Я приготовилась к баталии. Но она хмуро ткнула в ноты: «продолжай». Я пела, как обычно. Она же хмурилась, молчала. Я уже забыла о своем проступке. Ольга же Андреевна меня не поправляла. Вдруг тряхнула буклями седыми.

— Дура. Идиотка.

Я не поняла, остановилась. А она вскипела.

— Только и умеете козлам на шею вешаться, дряни, потаскушки! Я до тридцати лет девственницей была, зато и пела. Ну, а ты? Небось уж с брюхом?

Мне стало весело, не страшно, вдруг я обняла ее, и стала целовать. Не скрыла смеха. Та скоро отошла.

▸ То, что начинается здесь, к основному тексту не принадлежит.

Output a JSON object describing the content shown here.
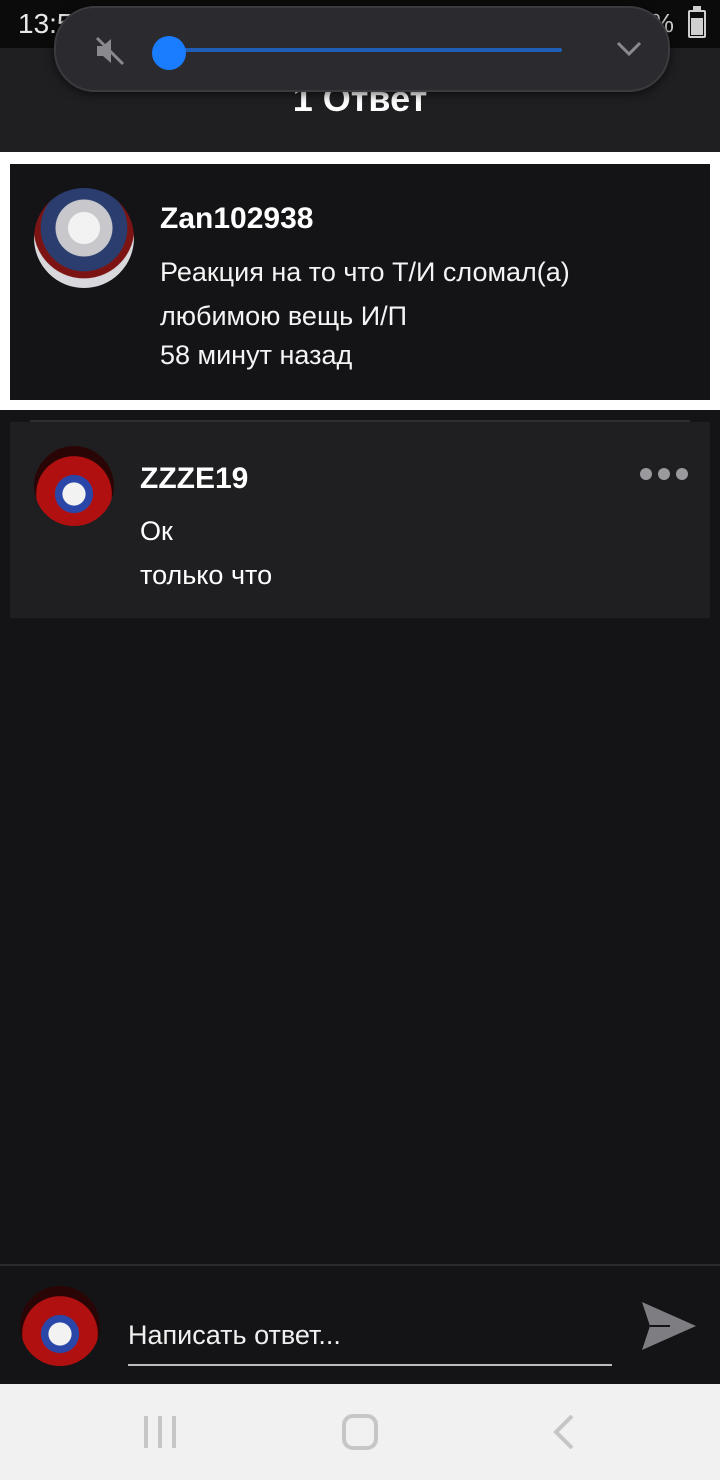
{
  "status_bar": {
    "time": "13:58",
    "notif_icons": "w w",
    "battery": "73%"
  },
  "header": {
    "title": "1 Ответ"
  },
  "volume_panel": {
    "level": 0.0,
    "accent": "#1a7cff"
  },
  "post": {
    "username": "Zan102938",
    "text": "Реакция на то что Т/И сломал(а) любимою вещь И/П",
    "time": "58 минут назад"
  },
  "reply": {
    "username": "ZZZE19",
    "text": "Ок",
    "time": "только что"
  },
  "composer": {
    "placeholder": "Написать ответ..."
  }
}
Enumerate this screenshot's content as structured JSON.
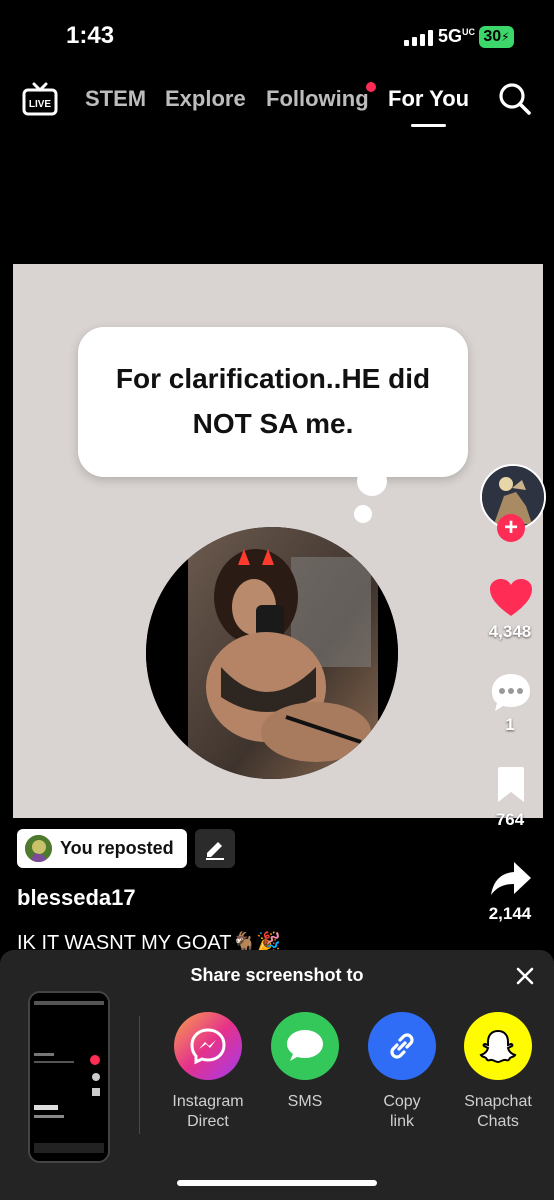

— Фу, на тебя сердиться не могу. Очень уж складная, точеная… Тьфу, чуть было не сказала точеная девушка.

И она сама засмеялась — кажется, меня даже простила.

Маркуша мне нередко говорил, что от меня идет ток мягкой теплоты, приветливости. Не знаю, трудно о себе сказать. Но сколько помню, люди относились ко мне чаще хорошо, чем плохо. Да и к Маркуше тоже. Так что к нам, на Спиридоновку много всякого народу забредало, больше молодежь, студенты, барышни и дамы. Бывали и художники, поэты начинающие — из пестрой, шумной и веселой толпы лучших лет наших припоминается сейчас Георгий Александрович Георгиевский.